如何将std::string转换为char*或const char*?
当前回答
对于const char *使用.c_str()方法。
你可以使用&mystring[0]来获得一个char *指针,但是有几个问题:你不一定会得到一个以0结尾的字符串,你也不能改变字符串的大小。特别要注意的是,不要添加超过字符串结尾的字符,否则会导致缓冲区溢出(并可能导致崩溃)。
在c++ 11之前,并不能保证所有字符都是同一个连续缓冲区的一部分,但实际上,所有已知的std::string实现都是这样工作的;参见“&s[0]”是否指向std::string中的连续字符?
请注意,许多字符串成员函数将重新分配内部缓冲区,并使您可能保存的任何指针无效。最好立即使用,然后丢弃。
其他回答
鉴于说…
std::string x = "hello";
从string对象中获取char*或const char*
如何获得一个字符指针,是有效的,而x仍然在范围内,并没有进一步修改
c++ 11简化了事情;下面这些都可以访问相同的内部字符串缓冲区:
const char* p_c_str = x.c_str();
const char* p_data = x.data();
char* p_writable_data = x.data(); // for non-const x from C++17
const char* p_x0 = &x[0];
char* p_x0_rw = &x[0]; // compiles iff x is not const...
以上所有指针都将保存相同的值——缓冲区中第一个字符的地址。
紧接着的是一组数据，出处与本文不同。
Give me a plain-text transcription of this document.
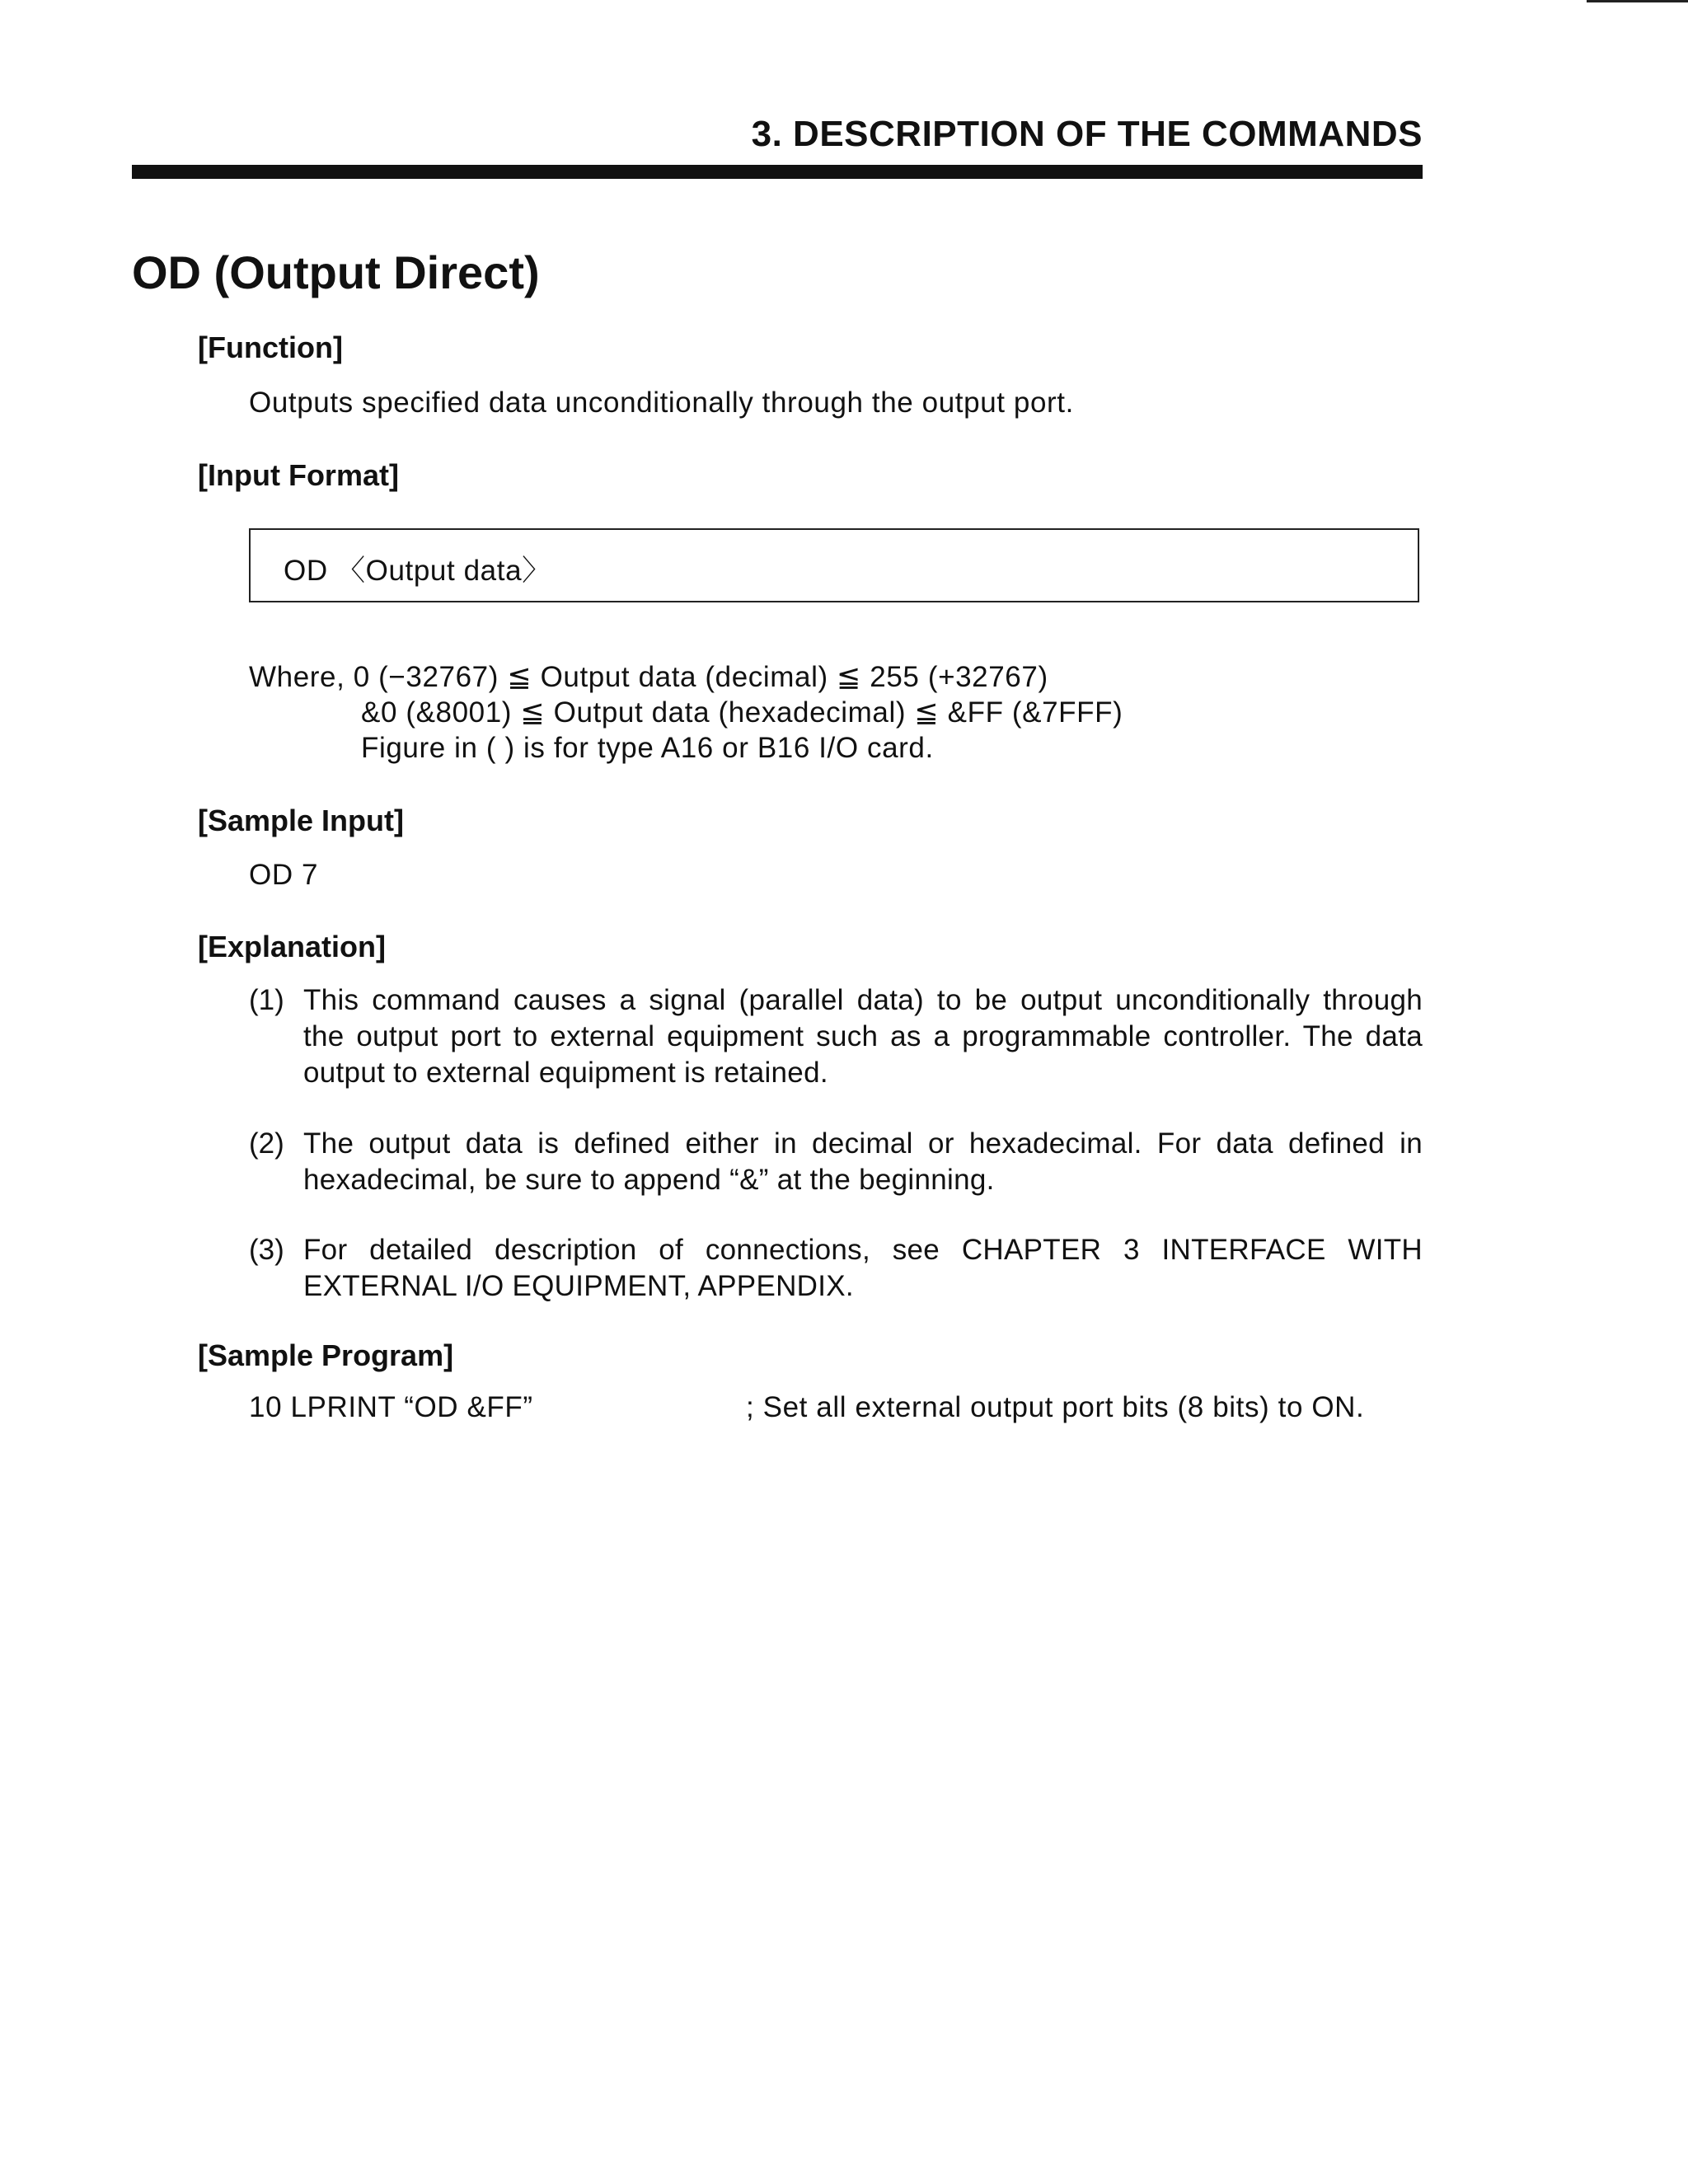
3. DESCRIPTION OF THE COMMANDS
OD (Output Direct)
[Function]
Outputs specified data unconditionally through the output port.
[Input Format]
OD 〈Output data〉
Where, 0 (−32767) ≦ Output data (decimal) ≦ 255 (+32767)
&0 (&8001) ≦ Output data (hexadecimal) ≦ &FF (&7FFF)
Figure in ( ) is for type A16 or B16 I/O card.
[Sample Input]
OD 7
[Explanation]
(1) This command causes a signal (parallel data) to be output unconditionally through
the output port to external equipment such as a programmable controller. The data
output to external equipment is retained.
(2) The output data is defined either in decimal or hexadecimal. For data defined in
hexadecimal, be sure to append “&” at the beginning.
(3) For detailed description of connections, see CHAPTER 3 INTERFACE WITH
EXTERNAL I/O EQUIPMENT, APPENDIX.
[Sample Program]
10 LPRINT “OD &FF”	; Set all external output port bits (8 bits) to ON.
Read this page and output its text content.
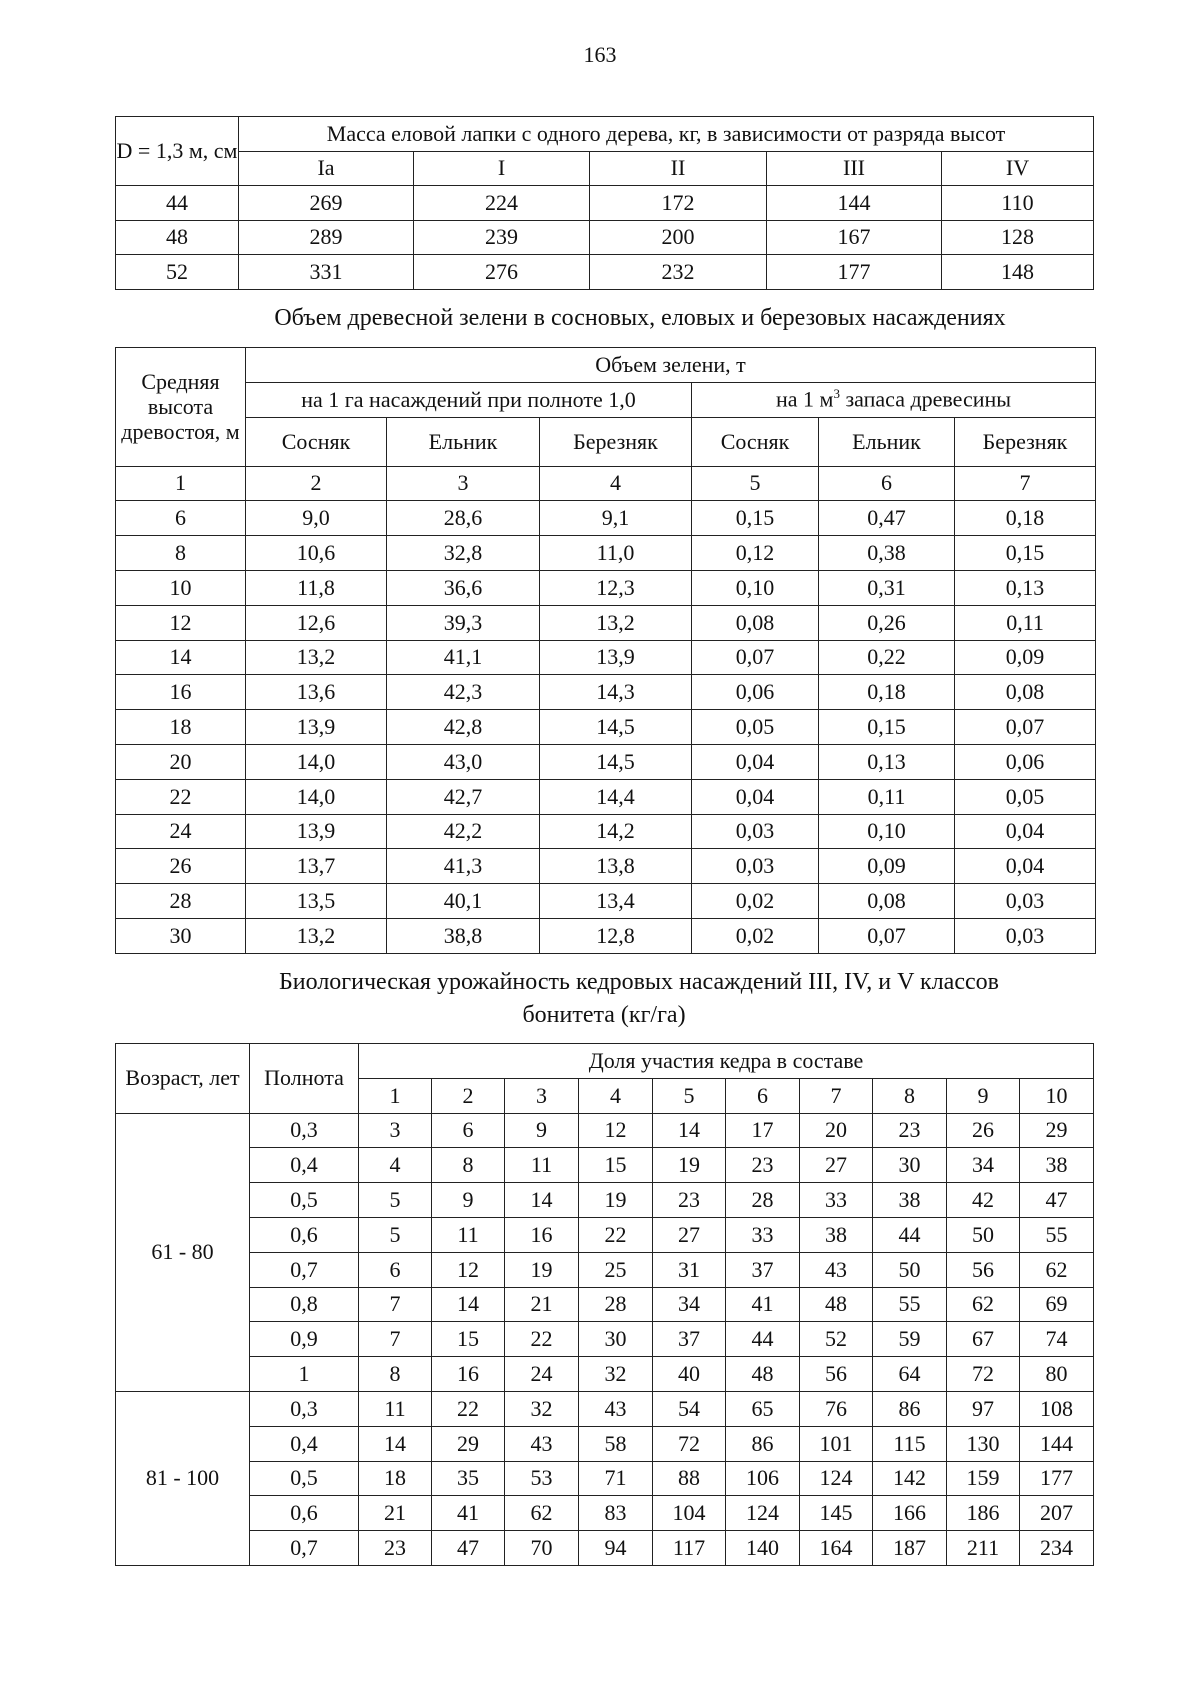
163
D = 1,3 м, см	Масса еловой лапки с одного дерева, кг, в зависимости от разряда высот				
	Ia	I	II	III	IV
44	269	224	172	144	110
48	289	239	200	167	128
52	331	276	232	177	148
Объем древесной зелени в сосновых, еловых и березовых насаждениях
Средняя высота древостоя, м	Объем зелени, т					
	на 1 га насаждений при полноте 1,0			на 1 $м^3$ запаса древесины		
	Сосняк	Ельник	Березняк	Сосняк	Ельник	Березняк
1	2	3	4	5	6	7
6	9,0	28,6	9,1	0,15	0,47	0,18
8	10,6	32,8	11,0	0,12	0,38	0,15
10	11,8	36,6	12,3	0,10	0,31	0,13
12	12,6	39,3	13,2	0,08	0,26	0,11
14	13,2	41,1	13,9	0,07	0,22	0,09
16	13,6	42,3	14,3	0,06	0,18	0,08
18	13,9	42,8	14,5	0,05	0,15	0,07
20	14,0	43,0	14,5	0,04	0,13	0,06
22	14,0	42,7	14,4	0,04	0,11	0,05
24	13,9	42,2	14,2	0,03	0,10	0,04
26	13,7	41,3	13,8	0,03	0,09	0,04
28	13,5	40,1	13,4	0,02	0,08	0,03
30	13,2	38,8	12,8	0,02	0,07	0,03
Биологическая урожайность кедровых насаждений III, IV, и V классов
бонитета (кг/га)
Возраст, лет	Полнота	Доля участия кедра в составе									
		1	2	3	4	5	6	7	8	9	10
61 - 80	0,3	3	6	9	12	14	17	20	23	26	29
	0,4	4	8	11	15	19	23	27	30	34	38
	0,5	5	9	14	19	23	28	33	38	42	47
	0,6	5	11	16	22	27	33	38	44	50	55
	0,7	6	12	19	25	31	37	43	50	56	62
	0,8	7	14	21	28	34	41	48	55	62	69
	0,9	7	15	22	30	37	44	52	59	67	74
	1	8	16	24	32	40	48	56	64	72	80
81 - 100	0,3	11	22	32	43	54	65	76	86	97	108
	0,4	14	29	43	58	72	86	101	115	130	144
	0,5	18	35	53	71	88	106	124	142	159	177
	0,6	21	41	62	83	104	124	145	166	186	207
	0,7	23	47	70	94	117	140	164	187	211	234
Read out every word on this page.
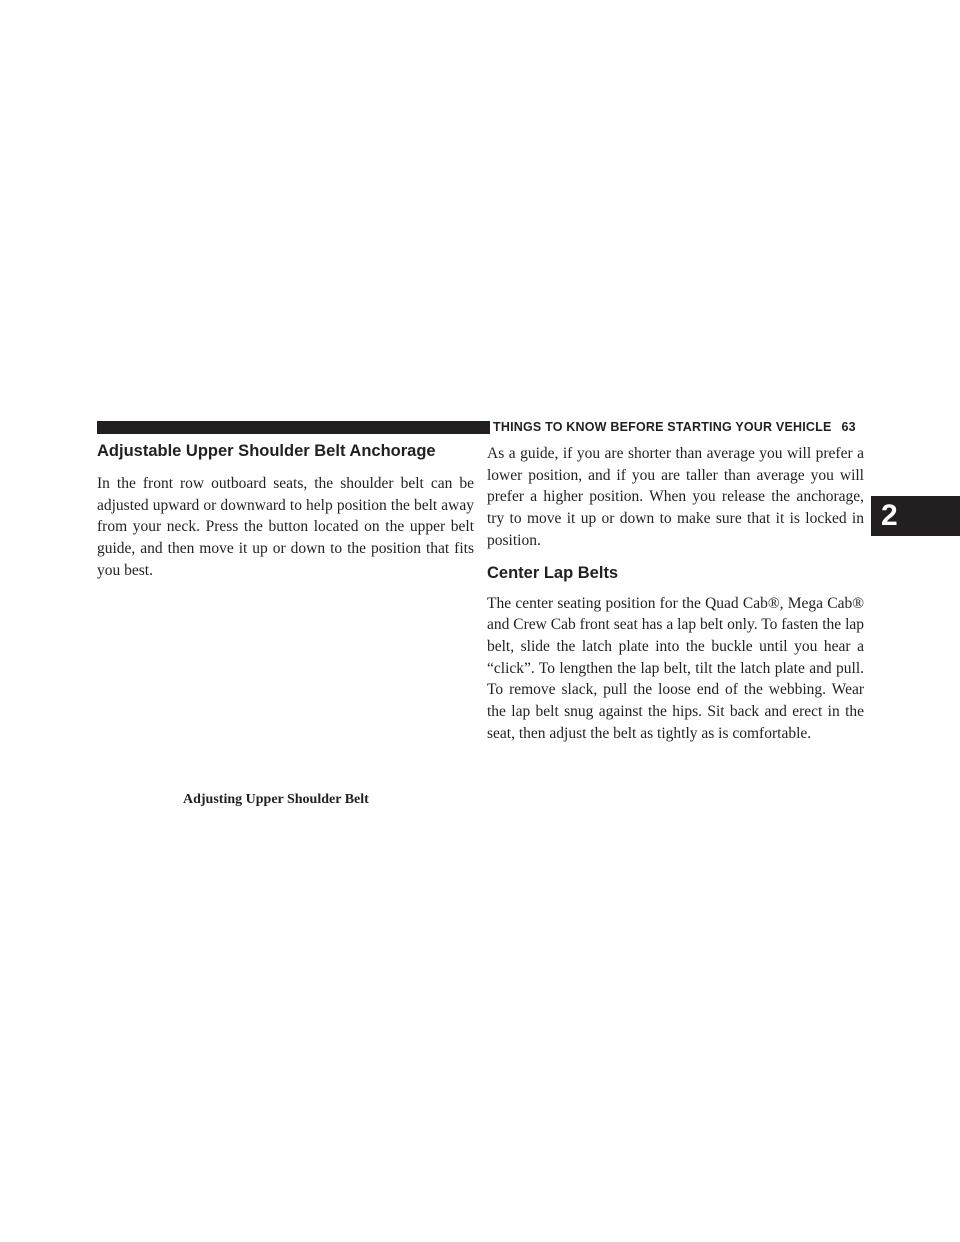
THINGS TO KNOW BEFORE STARTING YOUR VEHICLE 63
2
Adjustable Upper Shoulder Belt Anchorage

In the front row outboard seats, the shoulder belt can be adjusted upward or downward to help position the belt away from your neck. Press the button located on the upper belt guide, and then move it up or down to the position that fits you best.

Adjusting Upper Shoulder Belt

As a guide, if you are shorter than average you will prefer a lower position, and if you are taller than average you will prefer a higher position. When you release the anchorage, try to move it up or down to make sure that it is locked in position.

Center Lap Belts

The center seating position for the Quad Cab®, Mega Cab® and Crew Cab front seat has a lap belt only. To fasten the lap belt, slide the latch plate into the buckle until you hear a “click”. To lengthen the lap belt, tilt the latch plate and pull. To remove slack, pull the loose end of the webbing. Wear the lap belt snug against the hips. Sit back and erect in the seat, then adjust the belt as tightly as is comfortable.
即使是空字符串也有一个“缓冲区中的第一个字符”,因为c++ 11保证总是在显式分配的字符串内容之后保留一个额外的NUL/0结束符(例如std::string("this\0that", 9)将有一个缓冲区保存"this\0that\0")。
给定以上任意一个指针:
char c = p[n]; // valid for n <= x.size()
// i.e. you can safely read the NUL at p[x.size()]
仅适用于非const指针p_writable_data和来自&x[0]:
p_writable_data[n] = c;
p_x0_rw[n] = c; // valid for n <= x.size() - 1
// i.e. don't overwrite the implementation maintained NUL
在字符串的其他地方写入NUL不会改变字符串的大小();string对象允许包含任意数量的NULs——std::string对它们没有特殊处理(c++ 03中相同)。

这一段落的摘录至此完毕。